I don't remember a lot of talking. His best efforts consisted of little sounds, his own barely audible language. It was mostly the looking up at me from beneath his bangs. It hurt him to try and put words together. All he could commnicate was in his eyes: Take care of me. I can't get that from her or anybody else. What more did we have to say? "Eighty-six the scampi?"

One night after we did it and were drying out on top of the blankets, he sat upright.

"The one thing is - don't ever tell anybody about this."

Well it was way too late to tell me that. That little pony had left the barn two weeks into our affair. What else was there to gossip about with my pals.

But I nodded.

"Especially her. Especially her."

As Spring finally broke through the icy suburban sidewalks, our momentum stopped. Nothing was really wrong. We had just stalled and I knew it wouldn't travel much further. So we coasted. We were still there for each other, just talking even less.

One day, I was standing in my kitchen ironing a shirt before the lunch shift. All of a sudden I heard someone running up the back stairs. Not running -- stomping. There was violence even in the sound of it. The Nazis had found our secret attic.
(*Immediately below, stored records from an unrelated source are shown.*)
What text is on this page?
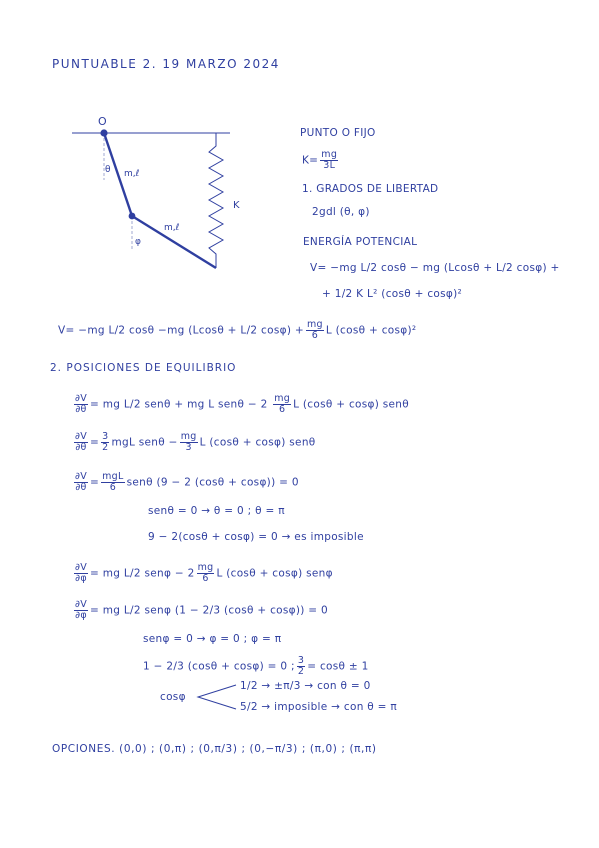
PUNTUABLE 2. 19 MARZO 2024
O
θ
φ
m,ℓ
m,ℓ
K
PUNTO O FIJO
$K= \frac{mg}{3L}$
1. GRADOS DE LIBERTAD
2gdl (θ, φ)
ENERGÍA POTENCIAL
V= −mg L/2 cosθ − mg (Lcosθ + L/2 cosφ) +
+ 1/2 K L² (cosθ + cosφ)²
V= −mg L/2 cosθ −mg (Lcosθ + L/2 $\cos\varphi) + \frac{mg}{6}$ L (cosθ + cosφ)²
2. POSICIONES DE EQUILIBRIO
$\frac{\partial V}{\partial\theta}$ = mg L/2 senθ + mg L $sen\theta - 2 \frac{mg}{6}$ L (cosθ + cosφ) senθ
$\frac{\partial V}{\partial\theta} = \frac{3}{2}$ mgL $sen\theta - \frac{mg}{3}$ L (cosθ + cosφ) senθ
$\frac{\partial V}{\partial\theta} = \frac{\text{mgL}}{6}$ senθ (9 − 2 (cosθ + cosφ)) = 0
senθ = 0 → θ = 0 ; θ = π
9 − 2(cosθ + cosφ) = 0 → es imposible
$\frac{\partial V}{\partial\varphi}$ = mg L/2 $sen\varphi - 2 \frac{mg}{6}$ L (cosθ + cosφ) senφ
$\frac{\partial V}{\partial\varphi}$ = mg L/2 senφ (1 − 2/3 (cosθ + cosφ)) = 0
senφ = 0 → φ = 0 ; φ = π
1 − 2/3 (cosθ + cosφ) = 0 ; $\frac{3}{2} = \cos\theta \pm 1$
cosφ
1/2 → ±π/3 → con θ = 0
5/2 → imposible → con θ = π
OPCIONES. (0,0) ; (0,π) ; (0,π/3) ; (0,−π/3) ; (π,0) ; (π,π)
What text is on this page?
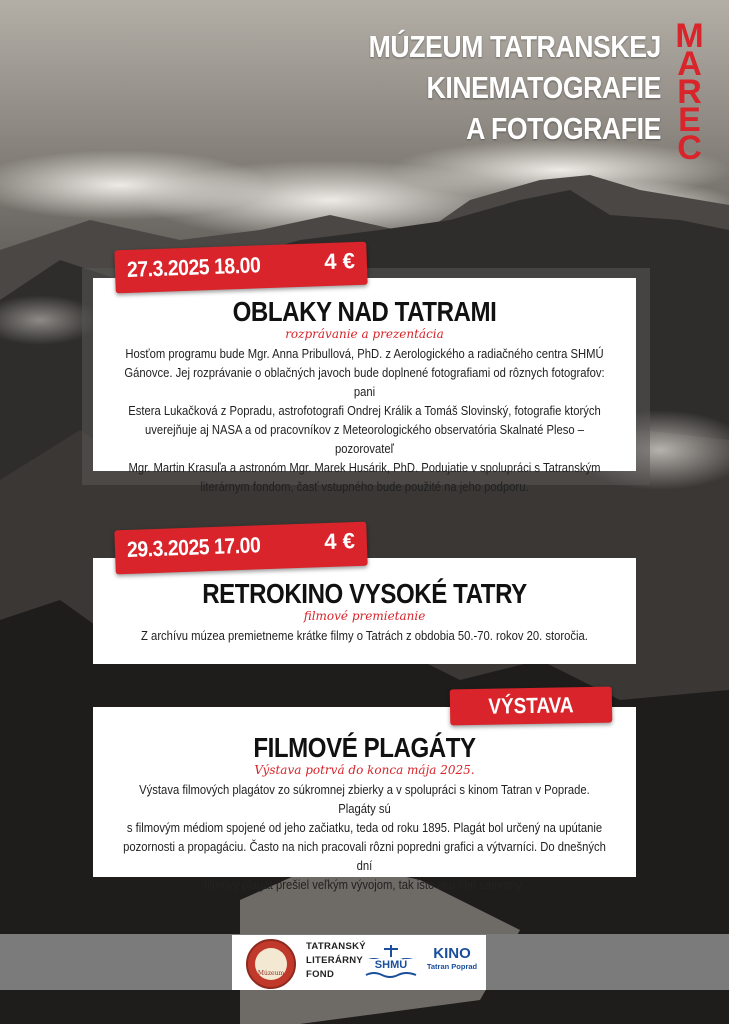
MÚZEUM TATRANSKEJ
KINEMATOGRAFIE
A FOTOGRAFIE
M
A
R
E
C
OBLAKY NAD TATRAMI
rozprávanie a prezentácia
Hosťom programu bude Mgr. Anna Pribullová, PhD. z Aerologického a radiačného centra SHMÚ
Gánovce. Jej rozprávanie o oblačných javoch bude doplnené fotografiami od rôznych fotografov: pani
Estera Lukačková z Popradu, astrofotografi Ondrej Králik a Tomáš Slovinský, fotografie ktorých
uverejňuje aj NASA a od pracovníkov z Meteorologického observatória Skalnaté Pleso – pozorovateľ
Mgr. Martin Krasuľa a astronóm Mgr. Marek Husárik, PhD. Podujatie v spolupráci s Tatranským
literárnym fondom, časť vstupného bude použité na jeho podporu.
27.3.2025 18.00	4 €
RETROKINO VYSOKÉ TATRY
filmové premietanie
Z archívu múzea premietneme krátke filmy o Tatrách z obdobia 50.-70. rokov 20. storočia.
29.3.2025 17.00	4 €
FILMOVÉ PLAGÁTY
Výstava potrvá do konca mája 2025.
Výstava filmových plagátov zo súkromnej zbierky a v spolupráci s kinom Tatran v Poprade. Plagáty sú
s filmovým médiom spojené od jeho začiatku, teda od roku 1895. Plagát bol určený na upútanie
pozornosti a propagáciu. Často na nich pracovali rôzni popredni grafici a výtvarníci. Do dnešných dní
filmový plagát prešiel veľkým vývojom, tak isto ako film samotný.
VÝSTAVA
Múzeum
TATRANSKÝ
LITERÁRNY
FOND
SHMÚ
KINO
Tatran Poprad
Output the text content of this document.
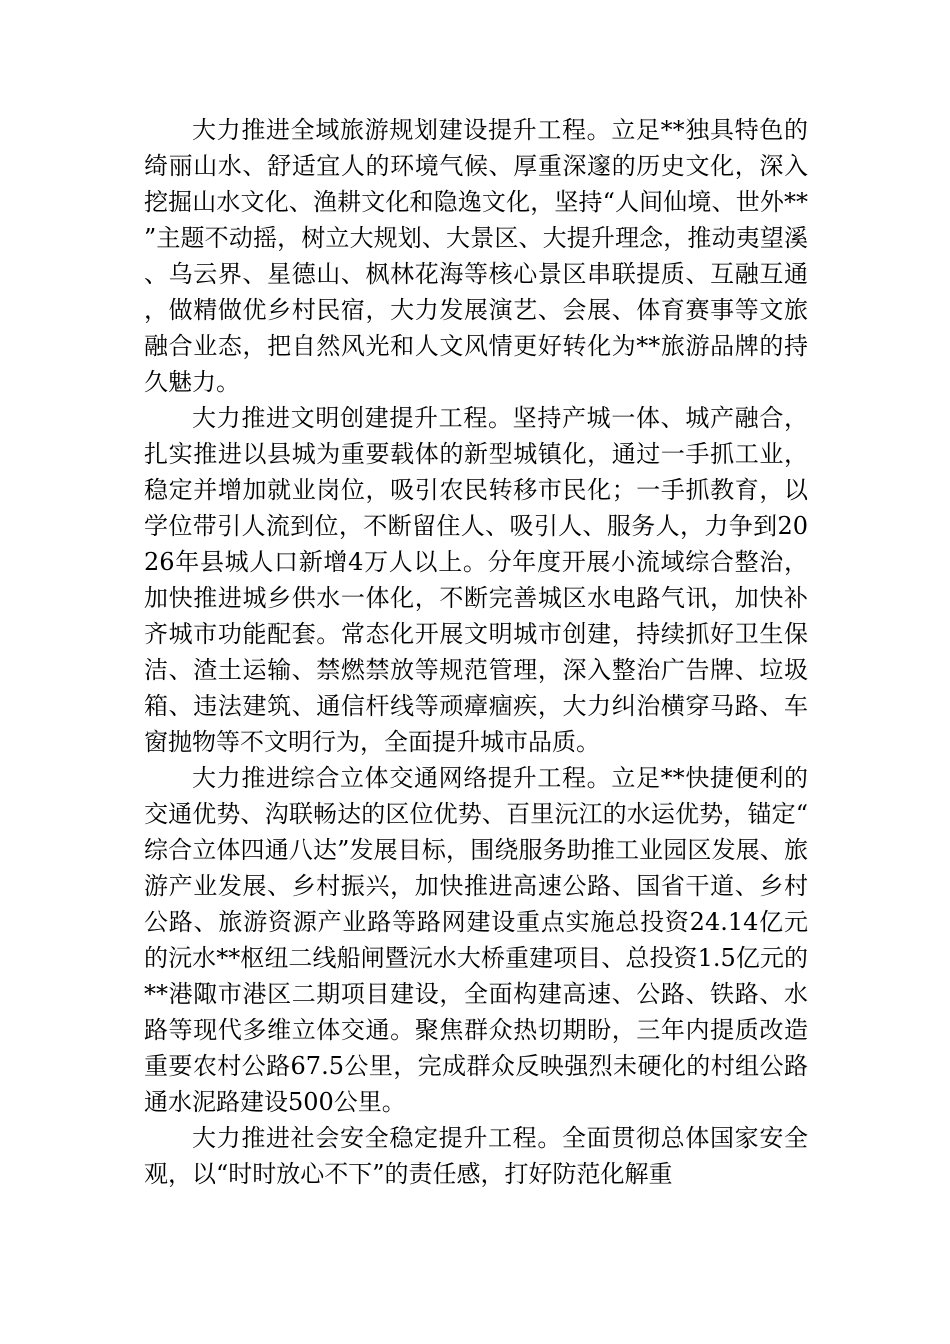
大力推进全域旅游规划建设提升工程。立足**独具特色的绮丽山水、舒适宜人的环境气候、厚重深邃的历史文化，深入挖掘山水文化、渔耕文化和隐逸文化，坚持“人间仙境、世外**”主题不动摇，树立大规划、大景区、大提升理念，推动夷望溪、乌云界、星德山、枫林花海等核心景区串联提质、互融互通，做精做优乡村民宿，大力发展演艺、会展、体育赛事等文旅融合业态，把自然风光和人文风情更好转化为**旅游品牌的持久魅力。

大力推进文明创建提升工程。坚持产城一体、城产融合，扎实推进以县城为重要载体的新型城镇化，通过一手抓工业，稳定并增加就业岗位，吸引农民转移市民化；一手抓教育，以学位带引人流到位，不断留住人、吸引人、服务人，力争到2026年县城人口新增4万人以上。分年度开展小流域综合整治，加快推进城乡供水一体化，不断完善城区水电路气讯，加快补齐城市功能配套。常态化开展文明城市创建，持续抓好卫生保洁、渣土运输、禁燃禁放等规范管理，深入整治广告牌、垃圾箱、违法建筑、通信杆线等顽瘴痼疾，大力纠治横穿马路、车窗抛物等不文明行为，全面提升城市品质。

大力推进综合立体交通网络提升工程。立足**快捷便利的交通优势、沟联畅达的区位优势、百里沅江的水运优势，锚定“综合立体四通八达”发展目标，围绕服务助推工业园区发展、旅游产业发展、乡村振兴，加快推进高速公路、国省干道、乡村公路、旅游资源产业路等路网建设重点实施总投资24.14亿元的沅水**枢纽二线船闸暨沅水大桥重建项目、总投资1.5亿元的**港陬市港区二期项目建设，全面构建高速、公路、铁路、水路等现代多维立体交通。聚焦群众热切期盼，三年内提质改造重要农村公路67.5公里，完成群众反映强烈未硬化的村组公路通水泥路建设500公里。

大力推进社会安全稳定提升工程。全面贯彻总体国家安全观，以“时时放心不下”的责任感，打好防范化解重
But it was no foreign militia. It was him. He burst through the screen door, and there was someone I'd never seen before coming at me. He pushed over the ironing board and the hot iron went flying and that's when I really get scared. I could see from the blood in his eyes this was not about some trouble at work, some bad news from home. This was about me. I took a step back. He came toward me and pushed me back against the wall. I felt the solidness of his shoulders as I tried to steady myself against his attack.

"She knows! Who did you tell? Who? How does she know?"

He words battered me. And then the final stroke.

"I could just kill you ---"

I believed he could. I didn't know if he would. I had never seen someone that enraged and that kind of fury was certainly never unleashed on me. I glanced peripherally at what I could hit him with if it came to that. He grabbed my shirt and pulled me in so close that he could have kissed me.

"Don't you ever - ever - talk to me again. Don't come near me. You've ruined everything."

He backed up without breaking eye contact but it was still not safe. I could feel it. He was just waiting for me to breathe before he came back to finish me. But I never breathed, and finally he left. As the door slammed I locked it after him.

He gave notice to the Manager, some bullshit about a death in the family, and left after the weekend. A week later, Emily left. I don't know what happened with them. I doubt if she could have given him what he needed, especially now that his secret had slipped out. There had been so much deception between us, a blizzard of lies. Lost in the raging winter storm he could never hear his own thoughts and sort through what was real for him, what was right.

But one thing was true. There was a death in the family.